Bu bağlamda, geçen Ekim ayında İtalya’da iktidara gelen
Meloni, ‘Kuşak ve Yol’ Projesi konusunda
değerlendirmelerin devam ettiğini, parlamentonun da bu işe dâhil edilmesi
gerektiğini açıklamıştı. Bu açıklamalarda İtalya’nın bu konuda bir U dönüşü içinde olabileceğinin
işaretlerini vermiş oldu.
Roma’nın 2019’da Çin ile imzaladığı ‘Kuşak ve Yol Projesi’, taraflardan herhangi birinin üç ay önce
bildirimde bulunarak çekilmemesi durumunda Mart 2024’te otomatik olarak beş yıllığına
yenilenmiş olacak.
Meloni, Biden tarafından İtalya'nın Projeden çekilmesi konusunda
herhangi bir baskının olmadığını söylese de, Beyaz Saray Sözcüsü ’nün yaptığı
açıklamada: ‘’Amerika, İtalya’nın Çin’in
Kuşak ve Yol Projesinden çekilmesini memnuniyetle karşılayacaktır’’ dedi.
Peki, İtalya
neden U dönüşü arayışında?
Amerikan medyasından çıkan bazı yorumlarda Çin’in
Avrupa’nın güvenliği için tehdit oluşturduğunu ve İtalya’nın da bunu fark
ettiğini iddia ediyorlar. Çin ve Rus basınında çıkan bazı yorumlarda ise,
Amerikan’ın baskısı nedeniyle İtalya’nın U
dönüşü arayışı içinde olduğunu iddia ediyorlar.
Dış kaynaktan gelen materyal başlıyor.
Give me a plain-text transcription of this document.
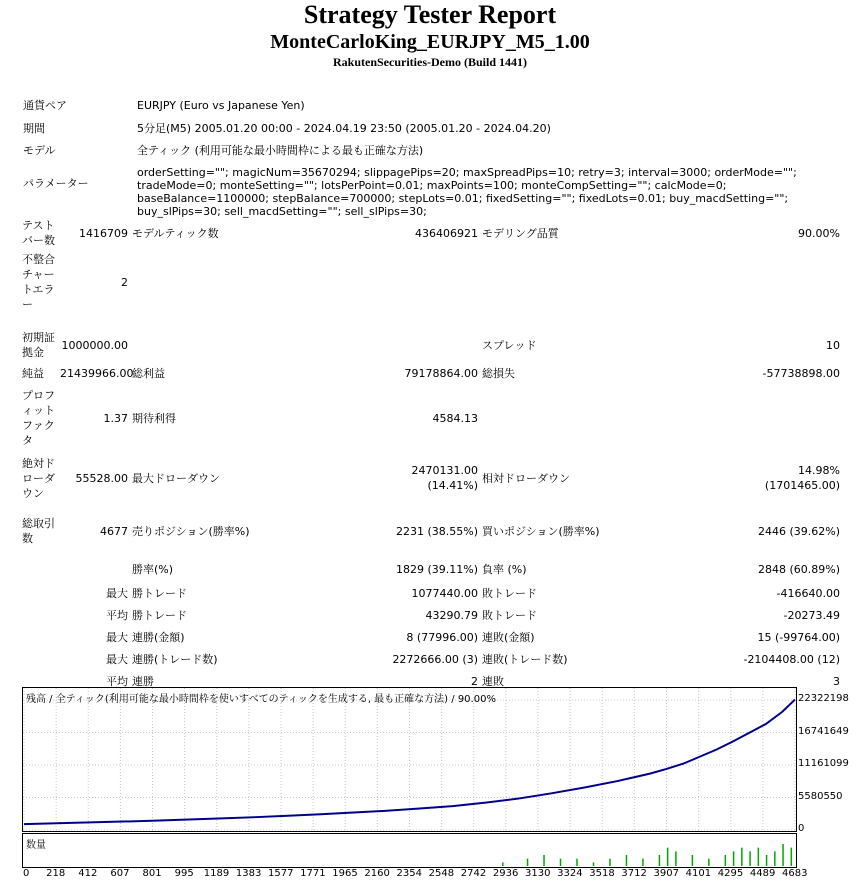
Strategy Tester Report
MonteCarloKing_EURJPY_M5_1.00
RakutenSecurities-Demo (Build 1441)
通貨ペア	EURJPY (Euro vs Japanese Yen)
期間	5分足(M5) 2005.01.20 00:00 - 2024.04.19 23:50 (2005.01.20 - 2024.04.20)
モデル	全ティック (利用可能な最小時間枠による最も正確な方法)
パラメーター
orderSetting=""; magicNum=35670294; slippagePips=20; maxSpreadPips=10; retry=3; interval=3000; orderMode=""; tradeMode=0; monteSetting=""; lotsPerPoint=0.01; maxPoints=100; monteCompSetting=""; calcMode=0; baseBalance=1100000; stepBalance=700000; stepLots=0.01; fixedSetting=""; fixedLots=0.01; buy_macdSetting=""; buy_slPips=30; sell_macdSetting=""; sell_slPips=30;
テストバー数	1416709	モデルティック数	436406921	モデリング品質	90.00%
不整合チャートエラー	2				

初期証拠金	1000000.00			スプレッド	10
純益	21439966.00	総利益	79178864.00	総損失	-57738898.00
プロフィットファクタ	1.37	期待利得	4584.13		
絶対ドローダウン	55528.00	最大ドローダウン	2470131.00 (14.41%)	相対ドローダウン	14.98% (1701465.00)
総取引数	4677	売りポジション(勝率%)	2231 (38.55%)	買いポジション(勝率%)	2446 (39.62%)
		勝率(%)	1829 (39.11%)	負率 (%)	2848 (60.89%)
	最大	勝トレード	1077440.00	敗トレード	-416640.00
	平均	勝トレード	43290.79	敗トレード	-20273.49
	最大	連勝(金額)	8 (77996.00)	連敗(金額)	15 (-99764.00)
	最大	連勝(トレード数)	2272666.00 (3)	連敗(トレード数)	-2104408.00 (12)
	平均	連勝	2	連敗	3
残高 / 全ティック(利用可能な最小時間枠を使いすべてのティックを生成する, 最も正確な方法) / 90.00%
数量
22322198
16741649
11161099
5580550
0
0 218 412 607 801 995 1189 1383 1577 1771 1965 2160 2354 2548 2742 2936 3130 3324 3518 3712 3907 4101 4295 4489 4683
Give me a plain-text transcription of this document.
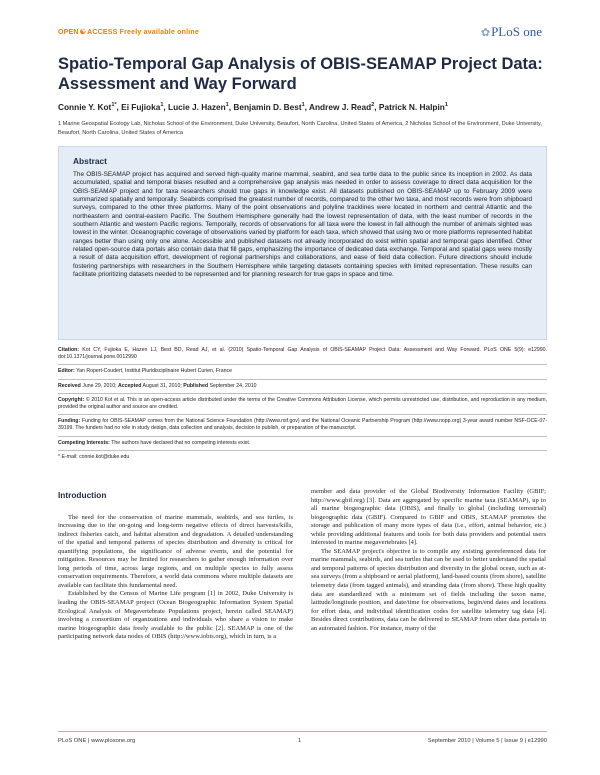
OPEN☯ACCESS Freely available online	✿PLoS one
Spatio-Temporal Gap Analysis of OBIS-SEAMAP Project Data: Assessment and Way Forward
Connie Y. Kot$^{1*}$, Ei Fujioka$^1$, Lucie J. Hazen$^1$, Benjamin D. Best$^1$, Andrew J. Read$^2$, Patrick N. Halpin$^1$
1 Marine Geospatial Ecology Lab, Nicholas School of the Environment, Duke University, Beaufort, North Carolina, United States of America, 2 Nicholas School of the Environment, Duke University, Beaufort, North Carolina, United States of America
Abstract
The OBIS-SEAMAP project has acquired and served high-quality marine mammal, seabird, and sea turtle data to the public since its inception in 2002. As data accumulated, spatial and temporal biases resulted and a comprehensive gap analysis was needed in order to assess coverage to direct data acquisition for the OBIS-SEAMAP project and for taxa researchers should true gaps in knowledge exist. All datasets published on OBIS-SEAMAP up to February 2009 were summarized spatially and temporally. Seabirds comprised the greatest number of records, compared to the other two taxa, and most records were from shipboard surveys, compared to the other three platforms. Many of the point observations and polyline tracklines were located in northern and central Atlantic and the northeastern and central-eastern Pacific. The Southern Hemisphere generally had the lowest representation of data, with the least number of records in the southern Atlantic and western Pacific regions. Temporally, records of observations for all taxa were the lowest in fall although the number of animals sighted was lowest in the winter. Oceanographic coverage of observations varied by platform for each taxa, which showed that using two or more platforms represented habitat ranges better than using only one alone. Accessible and published datasets not already incorporated do exist within spatial and temporal gaps identified. Other related open-source data portals also contain data that fill gaps, emphasizing the importance of dedicated data exchange. Temporal and spatial gaps were mostly a result of data acquisition effort, development of regional partnerships and collaborations, and ease of field data collection. Future directions should include fostering partnerships with researchers in the Southern Hemisphere while targeting datasets containing species with limited representation. These results can facilitate prioritizing datasets needed to be represented and for planning research for true gaps in space and time.
Citation: Kot CY, Fujioka E, Hazen LJ, Best BD, Read AJ, et al. (2010) Spatio-Temporal Gap Analysis of OBIS-SEAMAP Project Data: Assessment and Way Forward. PLoS ONE 5(9): e12990. doi:10.1371/journal.pone.0012990
Editor: Yan Ropert-Coudert, Institut Pluridisciplinaire Hubert Curien, France
Received June 29, 2010; Accepted August 31, 2010; Published September 24, 2010
Copyright: © 2010 Kot et al. This is an open-access article distributed under the terms of the Creative Commons Attribution License, which permits unrestricted use, distribution, and reproduction in any medium, provided the original author and source are credited.
Funding: Funding for OBIS-SEAMAP comes from the National Science Foundation (http://www.nsf.gov) and the National Oceanic Partnership Program (http://www.nopp.org) 3-year award number NSF-OCE-07-39199. The funders had no role in study design, data collection and analysis, decision to publish, or preparation of the manuscript.
Competing Interests: The authors have declared that no competing interests exist.
* E-mail: connie.kot@duke.edu
Introduction

The need for the conservation of marine mammals, seabirds, and sea turtles, is increasing due to the on-going and long-term negative effects of direct harvests/kills, indirect fisheries catch, and habitat alteration and degradation. A detailed understanding of the spatial and temporal patterns of species distribution and diversity is critical for quantifying populations, the significance of adverse events, and the potential for mitigation. Resources may be limited for researchers to gather enough information over long periods of time, across large regions, and on multiple species to fully assess conservation requirements. Therefore, a world data commons where multiple datasets are available can facilitate this fundamental need.

Established by the Census of Marine Life program [1] in 2002, Duke University is leading the OBIS-SEAMAP project (Ocean Biogeographic Information System Spatial Ecological Analysis of Megavertebrate Populations project, herein called SEAMAP) involving a consortium of organizations and individuals who share a vision to make marine biogeographic data freely available to the public [2]. SEAMAP is one of the participating network data nodes of OBIS (http://www.iobis.org), which in turn, is a

member and data provider of the Global Biodiversity Information Facility (GBIF; http://www.gbif.org) [3]. Data are aggregated by specific marine taxa (SEAMAP), up to all marine biogeographic data (OBIS), and finally to global (including terrestrial) biogeographic data (GBIF). Compared to GBIF and OBIS, SEAMAP promotes the storage and publication of many more types of data (i.e., effort, animal behavior, etc.) while providing additional features and tools for both data providers and potential users interested in marine megavertebrates [4].

The SEAMAP project's objective is to compile any existing georeferenced data for marine mammals, seabirds, and sea turtles that can be used to better understand the spatial and temporal patterns of species distribution and diversity in the global ocean, such as at-sea surveys (from a shipboard or aerial platform), land-based counts (from shore), satellite telemetry data (from tagged animals), and stranding data (from shore). These high quality data are standardized with a minimum set of fields including the taxon name, latitude/longitude position, and date/time for observations, begin/end dates and locations for effort data, and individual identification codes for satellite telemetry tag data [4]. Besides direct contributions, data can be delivered to SEAMAP from other data portals in an automated fashion. For instance, many of the

PLoS ONE | www.plosone.org	1	September 2010 | Volume 5 | Issue 9 | e12990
Doğrusunu söylemek gerekirse, her iki tarafın iddialarını
destekleyen somut veriler mevcut. Ancak bana göre, İtalya’nın U dönüşü sinyali vermesinin asıl nedeni
ekonomiktir. Çünkü son dört yılda, İtalya’nın Çin’e yaptığı ihracat verilerine
baktığımızda 13 milyar dolardan 16.4 milyar dolara çıktığını görürüz. Fakat
İtalya’nın Çin ile olan genel ticaret açığı ise, 3 kat artmış durumda.
Dolayısıyla, Biden-Meloni görüşmesini şekillendiren, İtalya’nın
Çin’le yapmış olduğu anlaşmanın ekonomik bir avantaj sağlamadığını görmüş
olduğunu düşünüyorum.
Meloni, Biden ile yapmış olduğu görüşmenin diğer önemli
gündem maddesi, Afrika’daki gelişmelerdi. İtalya, göçmenlerin Akdeniz'i geçerek
Avrupa'ya geçmek için tehlikeli girişimlerde bulunmasını önlemek için Tunus
gibi ülkelere daha fazla yardım yapılmasını savunuyor.
Toparlayacak olursak: Geçen hafta Perşembe günü,
Biden-Meloni görüşmesi, güçlenen bir ABD-İtalyan ilişkisinin ilk sinyali
olabilir. İtalya U dönüşü ile Çin’le
yapmış olduğu anlaşmadan vazgeçerse, bu Washington’da büyük bir memnuniyetle
karşılanacağı muhakkaktır. Bütün bu gelişmeler Türk Dış Politikası açısından da
büyük bir önem arz etmektedir. Gelişmeleri takip etmeye devam edeceğiz.